U.S. May Cut War Crimes Investigation Support in Ukraine What’s at Stake
In mid-June 2025, Reuters reported that the White House is considering significant cuts to U.S. support for programs that investigate war crimes around the world including in Ukraine. While the decision is not yet final, the potential shift signals a critical moment for international justice, especially in the context of the war Russia continues to wage against Ukraine.
What We Know
According to Reuters, the White House Office of Management and Budget (OMB) issued a recommendation to eliminate funding for approximately 20 international programs that support the investigation and documentation of war crimes. These initiatives span countries such as Ukraine, Myanmar, Syria, Afghanistan, Iraq, Belarus, Colombia, and Sudan, and have been active under both Republican and Democratic administrations. Several of the affected programs are central to Ukraine’s accountability efforts, including:
- Global Rights Compliance a UK-based organization that documents crimes such as sexual violence, torture, and civilian abuse in Russian-occupied territories;
- Legal Action Worldwide an NGO providing legal assistance to Ukraine in international proceedings;
- An $18 million grant supporting the Ukrainian Prosecutor General’s Office, administered through the Georgetown University’s International Justice Initiative.
Although these cuts are not yet implemented, each affected program must submit a justification to the U.S. State Department by July 11, explaining how its mission aligns with current administration priorities.
What This Means in Practice
- This is not a final decision, but it’s a major early warning. The OMB proposal allows room for response, but the burden now lies on government departments and implementing organizations to defend their work.
- The programs in question are not military aid they are part of a broader legal and human rights infrastructure that ensures war crimes are documented, prosecuted, and not forgotten.
- Ukraine is a key stakeholder, as the country faces the largest war on European soil since World War II. Investigations into atrocities committed by Russian forces depend on precisely these types of programs.

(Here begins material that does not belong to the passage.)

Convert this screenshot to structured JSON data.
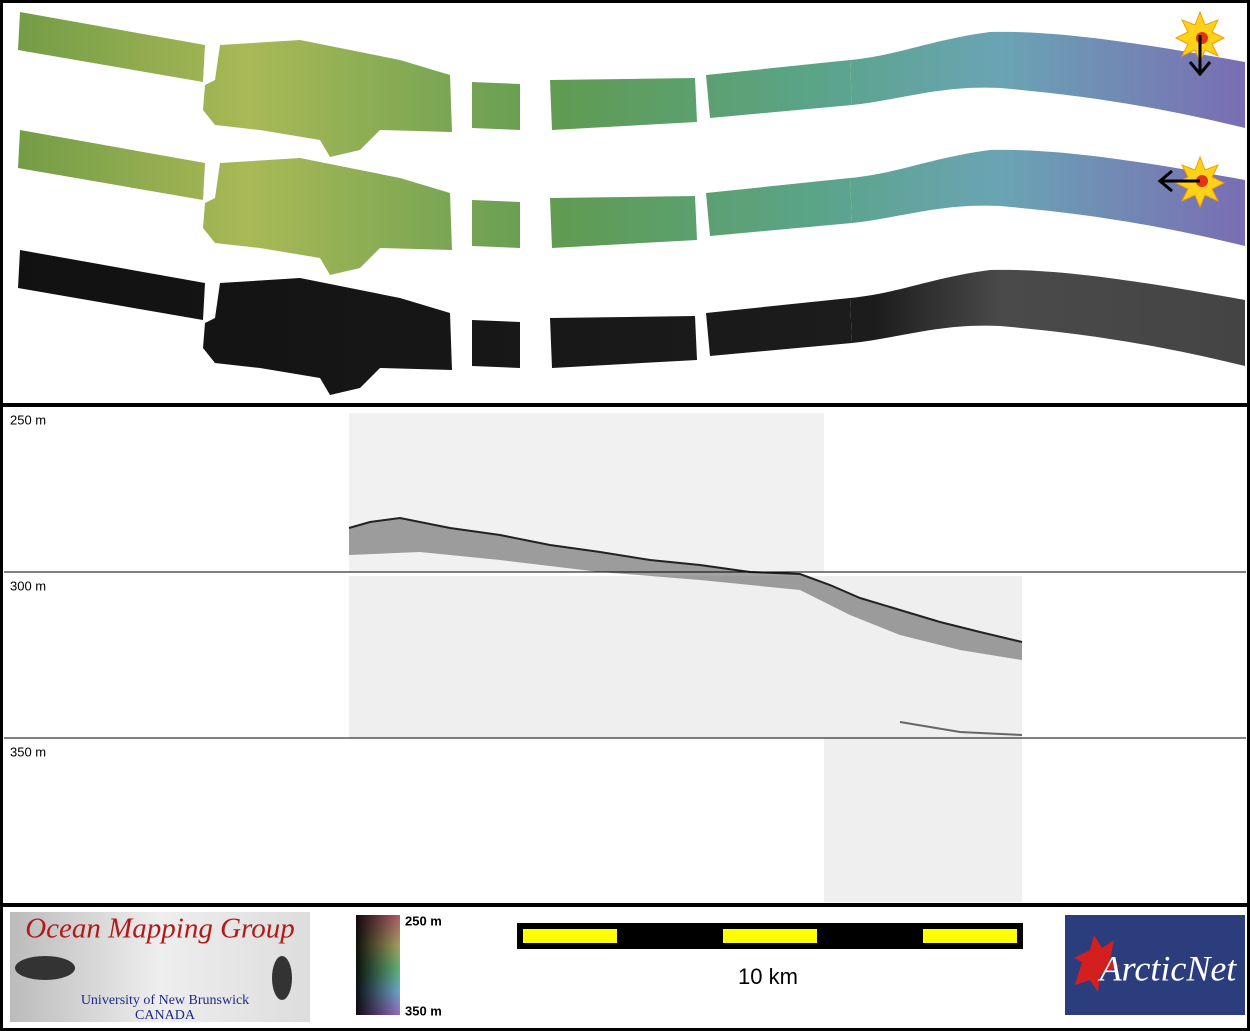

Why This Matters for Ukraine
Since the full-scale Russian invasion in February 2022, Ukrainian law enforcement has opened over 140,000 war crimes cases. These include mass killings, torture, missile attacks on civilian targets, sexual violence, destruction of critical infrastructure, and the forced deportation of children. Programs funded by the U.S. such as Global Rights Compliance and Legal Action Worldwide provide critical resources for collecting and preserving evidence. They also help Ukrainian authorities prepare cases for national courts, the International Criminal Court, and possibly a special tribunal on aggression. Cutting this support could lead to:
- A delay or collapse in evidence collection,
- Weakened capacity for international prosecution,
- And a loss of credibility and hope for victims waiting for justice.
Beyond the Budget: A Political Message
- Geopolitical Signal: еven if some of the programs are eventually spared, the OMB’s proposal sends a message U.S. global human rights leadership is under review.
- Psychological Blow: for victims and survivors in Ukraine, such moves create disillusionment and a sense of abandonment by the international community.
- Legal Vacuum: without consistent support from the U.S., international efforts will rely more heavily on the EU, UK, and civil society all of which are already stretched thin
What Can Be Done
For Ukraine:
- Engage diplomatically: Ukrainian diplomats must proactively demonstrate how these programs support global justice and align with shared Western values.
- Strengthen local infrastructure: national institutions like the Prosecutor General’s Office must prepare for a possible decrease in external support and build internal capacity.
- Public messaging: it’s critical to communicate why justice matters not only for moral reasons but for preventing future wars and preserving global order.
For the international community:
- Recognize accountability as a pillar of peace: without justice, peace is temporary. That’s true in Ukraine, and beyond.
- Pressure for reversal: human rights groups, legal institutions, and Congress should raise alarms and advocate to maintain or redirect funding.
Justice Must Not Be Optional
The war in Ukraine is not only fought on the battlefield. It is also a legal and moral struggle between a world that holds perpetrators accountable and one that lets crimes go unpunished. Cutting funds for war crimes investigations sends the wrong signal at the worst time. For Ukraine, justice is not symbolic it is survival. If the U.S. retreats from this role, the burden will shift to Europe and international civil society. But regardless of the budget lines in Washington, Ukraine must keep moving. Because in the end, every documented case, every survivor’s testimony, every court ruling is a step toward truth. And truth is what makes peace lasting.